J’aime toujours bien aller manger dans le quartier de Poble Sec (littéralement « village sec ») qui est un secteur dynamique et authentique situé entre la colline de Montjuïc et l'avenue du Parallèle. Ancien quartier ouvrier, il a su conserver une âme populaire et multiculturelle. Il offre un cadre de vie stratégique, très apprécié des locaux pour son ambiance animée et sa proximité avec le centre-ville. C’est là qu’à une époque existait un très sympathique restaurant appelé Mano Rota qui proposait une cuisine catalane avec des touches fusion.


La table a disparu mais la voici remplacée par Mercado Central, du chef Pablo Ortega péruvien de renom, reconnu comme l'un des ambassadeurs de la cuisine péruvienne en Catalogne. Formé auprès du célèbre chef Gastón Acurio ou il a travaillé chez Astrid y Gastón, le restaurant du chef péruvien le plus célèbre au monde. Ensuite il s'est fait connaître en dirigeant les cuisines de Ceviche 103, apportant une touche de fusion entre les saveurs du Pérou et la gastronomie catalane.

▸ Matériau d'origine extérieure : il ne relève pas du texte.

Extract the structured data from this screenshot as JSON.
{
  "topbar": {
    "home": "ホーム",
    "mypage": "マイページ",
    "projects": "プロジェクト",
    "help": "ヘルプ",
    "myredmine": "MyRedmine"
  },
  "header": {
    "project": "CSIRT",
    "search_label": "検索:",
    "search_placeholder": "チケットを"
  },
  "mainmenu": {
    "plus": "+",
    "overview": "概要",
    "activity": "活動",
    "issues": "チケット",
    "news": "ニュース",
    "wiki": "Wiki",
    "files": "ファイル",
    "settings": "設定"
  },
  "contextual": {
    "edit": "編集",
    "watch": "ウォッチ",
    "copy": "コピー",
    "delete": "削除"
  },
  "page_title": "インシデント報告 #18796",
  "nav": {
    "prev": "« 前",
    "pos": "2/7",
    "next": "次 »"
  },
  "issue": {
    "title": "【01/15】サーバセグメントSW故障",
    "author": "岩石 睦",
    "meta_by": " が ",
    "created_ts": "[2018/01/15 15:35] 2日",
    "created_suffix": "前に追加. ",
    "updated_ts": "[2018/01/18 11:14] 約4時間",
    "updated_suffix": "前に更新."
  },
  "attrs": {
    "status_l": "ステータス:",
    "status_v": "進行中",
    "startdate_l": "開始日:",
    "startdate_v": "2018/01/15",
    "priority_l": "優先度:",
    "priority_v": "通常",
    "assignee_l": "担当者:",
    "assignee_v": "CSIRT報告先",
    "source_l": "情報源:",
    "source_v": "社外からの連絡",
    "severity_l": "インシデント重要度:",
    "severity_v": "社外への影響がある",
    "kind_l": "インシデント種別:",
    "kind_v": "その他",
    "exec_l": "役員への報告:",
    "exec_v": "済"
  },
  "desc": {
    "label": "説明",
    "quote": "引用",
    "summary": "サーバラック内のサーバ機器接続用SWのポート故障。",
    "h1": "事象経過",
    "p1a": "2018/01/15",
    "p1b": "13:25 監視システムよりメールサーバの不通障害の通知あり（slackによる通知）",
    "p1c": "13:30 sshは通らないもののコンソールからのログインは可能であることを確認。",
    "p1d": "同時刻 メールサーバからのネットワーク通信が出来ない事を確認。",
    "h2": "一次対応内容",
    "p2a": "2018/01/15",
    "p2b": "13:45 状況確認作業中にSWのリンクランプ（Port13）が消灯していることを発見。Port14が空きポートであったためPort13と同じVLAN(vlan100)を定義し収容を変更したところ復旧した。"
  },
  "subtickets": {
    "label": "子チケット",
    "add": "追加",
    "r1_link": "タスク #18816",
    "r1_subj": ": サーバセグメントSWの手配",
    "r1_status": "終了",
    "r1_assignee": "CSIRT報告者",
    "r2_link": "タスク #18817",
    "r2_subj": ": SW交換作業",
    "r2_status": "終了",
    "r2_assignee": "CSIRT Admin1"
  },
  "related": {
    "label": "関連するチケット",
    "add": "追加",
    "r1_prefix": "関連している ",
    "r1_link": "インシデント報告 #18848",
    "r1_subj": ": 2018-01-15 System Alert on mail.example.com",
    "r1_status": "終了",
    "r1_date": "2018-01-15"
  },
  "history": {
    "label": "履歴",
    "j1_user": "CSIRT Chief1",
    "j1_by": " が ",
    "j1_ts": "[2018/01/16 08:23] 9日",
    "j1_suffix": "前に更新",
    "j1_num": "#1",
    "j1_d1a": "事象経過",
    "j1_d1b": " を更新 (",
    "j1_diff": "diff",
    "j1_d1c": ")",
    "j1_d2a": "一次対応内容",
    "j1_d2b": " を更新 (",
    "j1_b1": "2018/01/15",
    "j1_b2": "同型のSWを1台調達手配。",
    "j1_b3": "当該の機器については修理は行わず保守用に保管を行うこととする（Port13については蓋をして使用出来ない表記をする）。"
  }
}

Ensuite Pueblo Libre, en mémoire du quartier de Lima où il a grandi. Là, il prépara les recettes habituelles, la cuisine traditionnelle péruvienne ainsi que la cuisine créole, puisque les livres de recettes péruviennes ont été nourries par les vagues d’immigrants italiens, japonais et chinois qui ont apporté leurs propres ingrédients et techniques.  Un chef qui a beaucoup appris sur la cuisine traditionnelle péruvienne avec des touches avant-gardistes.


Sa nouvelle adresse étant donc aujourd’hui Mercado Central Taberna Cevichera, un restaurant inspiré des marchés comme le Marché Central de Lima, des tavernes côtières péruviennes et propose l'une qui des plus vastes sélections de ceviches de la ville. Sans prétention, authentique, sans adaptation aux mauvais gouts pour séduire les européens.


La nouvelle structure du restaurant en longueur est assez similaire au précédent établissement avec ces murs de briques, le bar au fond devant lequel l’on peut manger, et le second à l’entrée a gauche plus pour la préparation des boissons et cocktails.


Catelles de couleur bleu, le mobilier lui a changé, au plafond de grandes nattes qui confèrent à l’endroit un peu rappelant un marché.



Pour commencer une « causa limena » que l’on appelle généralement « causa rellena » ou « causa a la limeña » (de Lima). « Rellena » signifie « farci » Et causa ? L’histoire nous dit que ce mets est né pendant la Guerre du Pacifique, en 1879, où le Chili a lutté contre le Pérou et la Bolivie. L’armée péruvienne avait tellement de mal à obtenir de la nourriture que les femmes collectaient des pommes de terre et d’autres aliments dans toutes les villes. Ainsi, elles ont créé ce repas qu’elles offraient aux soldats « pour la cause » (de défendre leur territoire). Voilà pourquoi « causa » ! Ici avec traditionnellement du poulet, de l’avocat et du piment jaune péruvien doux « amarillo » en sauce, une manière des plus classique de la préparer. Parfaite proportion entre les strates, et sauces gouteuses.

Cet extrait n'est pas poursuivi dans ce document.